By: John T. Schmick
Over the past ten years Minnesota statutes pertaining to the use of eminent domain powers have changed. Once biased towards the condemning authority, eminent domain laws are now more balanced and the rights of both property owners & government are considered. The most recent trend is to develop one set of rules for all condemning authorities. Thus, Minnesota’s eminent domain procedures now emphasize Public Service Corporations (PSCs). While there remains room for improvement, the eminent domain process, as it relates to utility company takings, is vastly improved.
Statutes pertaining to pipeline and power line takings are located in MN Statutes Chapter 216: Utilities; not in the more well-known MN Statutes Chapter 117: Eminent Domain. Often referred to as the ‘Buy the Farm’ statute, PCS guidelines are found in MN Statute 216E.12 subd. 4. Chapter 216E describes Electric Power Facility Permits; section 12 references Eminent Domain Powers: Power of Condemnation; and subdivision 4 focuses specifically on Contiguous Land. This obscure statute regulates the process whereby real property is acquired to accommodate a high-voltage transmission line with a capacity of 200 KV or greater. If a PSC uses its eminent domain powers to take part of a property, the owner has the option to also require the utility company to acquire, in fee interest, any amount of contiguous land to which the owner has an interest. Simply stated, when a property is condemned for a high-voltage power line, the owner has the right to insist the utility company (PSC) buy all or any part of the adjacent land. The property owner is also entitled to relocation as an alternative to living next to a power line.

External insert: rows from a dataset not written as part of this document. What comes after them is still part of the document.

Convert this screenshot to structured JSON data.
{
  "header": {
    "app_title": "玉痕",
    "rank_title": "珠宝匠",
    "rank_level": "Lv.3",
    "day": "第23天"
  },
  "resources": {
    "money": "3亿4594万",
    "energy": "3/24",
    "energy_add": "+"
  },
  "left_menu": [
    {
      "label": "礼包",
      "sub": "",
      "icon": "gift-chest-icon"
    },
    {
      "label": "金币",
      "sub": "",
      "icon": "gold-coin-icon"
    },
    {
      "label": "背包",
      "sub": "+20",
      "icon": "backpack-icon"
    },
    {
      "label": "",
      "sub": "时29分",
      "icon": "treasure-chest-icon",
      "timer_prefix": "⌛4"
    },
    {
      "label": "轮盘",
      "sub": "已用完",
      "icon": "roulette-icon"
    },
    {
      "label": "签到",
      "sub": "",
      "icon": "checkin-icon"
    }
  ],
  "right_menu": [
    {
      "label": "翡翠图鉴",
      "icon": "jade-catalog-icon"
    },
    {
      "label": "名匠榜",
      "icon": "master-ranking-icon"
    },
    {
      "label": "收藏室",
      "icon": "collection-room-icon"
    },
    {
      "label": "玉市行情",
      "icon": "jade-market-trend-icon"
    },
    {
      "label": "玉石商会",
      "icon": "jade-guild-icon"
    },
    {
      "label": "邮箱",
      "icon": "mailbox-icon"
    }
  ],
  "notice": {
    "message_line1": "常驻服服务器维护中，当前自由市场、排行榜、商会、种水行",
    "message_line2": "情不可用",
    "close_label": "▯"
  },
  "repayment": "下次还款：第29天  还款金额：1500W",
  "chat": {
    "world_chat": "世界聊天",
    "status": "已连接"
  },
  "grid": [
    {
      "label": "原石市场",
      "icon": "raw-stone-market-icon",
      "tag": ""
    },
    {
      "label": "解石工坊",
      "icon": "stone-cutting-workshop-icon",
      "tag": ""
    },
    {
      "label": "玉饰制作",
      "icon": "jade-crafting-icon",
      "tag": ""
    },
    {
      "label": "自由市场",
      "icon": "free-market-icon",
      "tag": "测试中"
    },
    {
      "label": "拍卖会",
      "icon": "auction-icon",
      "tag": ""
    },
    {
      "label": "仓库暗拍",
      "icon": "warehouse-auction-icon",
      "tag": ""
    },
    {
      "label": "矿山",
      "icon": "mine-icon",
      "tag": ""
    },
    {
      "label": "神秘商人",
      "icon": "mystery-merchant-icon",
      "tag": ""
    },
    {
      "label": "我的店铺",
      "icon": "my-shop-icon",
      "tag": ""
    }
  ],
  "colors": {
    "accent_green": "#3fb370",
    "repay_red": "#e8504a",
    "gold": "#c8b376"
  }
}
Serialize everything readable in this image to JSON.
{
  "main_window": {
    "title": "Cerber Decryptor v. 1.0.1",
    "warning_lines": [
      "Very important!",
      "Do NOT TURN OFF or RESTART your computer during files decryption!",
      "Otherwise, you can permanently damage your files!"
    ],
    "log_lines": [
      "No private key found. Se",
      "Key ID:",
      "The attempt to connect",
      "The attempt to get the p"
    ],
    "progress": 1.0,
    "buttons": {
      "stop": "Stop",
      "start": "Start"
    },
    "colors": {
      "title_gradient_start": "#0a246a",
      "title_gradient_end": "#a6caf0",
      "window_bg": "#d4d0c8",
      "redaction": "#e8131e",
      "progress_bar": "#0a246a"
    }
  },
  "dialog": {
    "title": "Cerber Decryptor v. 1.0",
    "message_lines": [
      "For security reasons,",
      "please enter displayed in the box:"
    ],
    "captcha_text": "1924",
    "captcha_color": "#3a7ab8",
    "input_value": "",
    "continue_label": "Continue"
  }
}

The 345 KV CapX2020 power line (currently under construction in various parts of Minnesota), falls within the scope of MN 216E.12 subd. 4. Thus, any property owner affected by this project must make a decision: negotiate for damages based on a traditional before and after taking valuation analysis, or require the utility to buy the entire property. Some consider the statute burdensome for utility companies, but that’s not necessarily true. Even if the PSC is forced to purchase the entire property at the front end, the ultimate cost to the utility company should be marginal. Once the power line has been constructed and the easement recorded, the utility company is free to sell the property. The difference between the cost to purchase the land from the original property owner and the price for which the PSC sells the land is the true reflection of the damages caused by a new power line to the property. If the real estate market is in a growth mode when the PSC sells, the utility company may realize a profit and project costs will be minimal. If the market is in decline, final project costs may be higher. In either case, the utility company takes the same market risk as every other property owner. Thus, the true cost of the project is borne by the utility company, not the property owner, which is appropriate given that the purpose of eminent domain laws is to protect the property owner while allowing government entities and PSCs the power to acquire land for public use.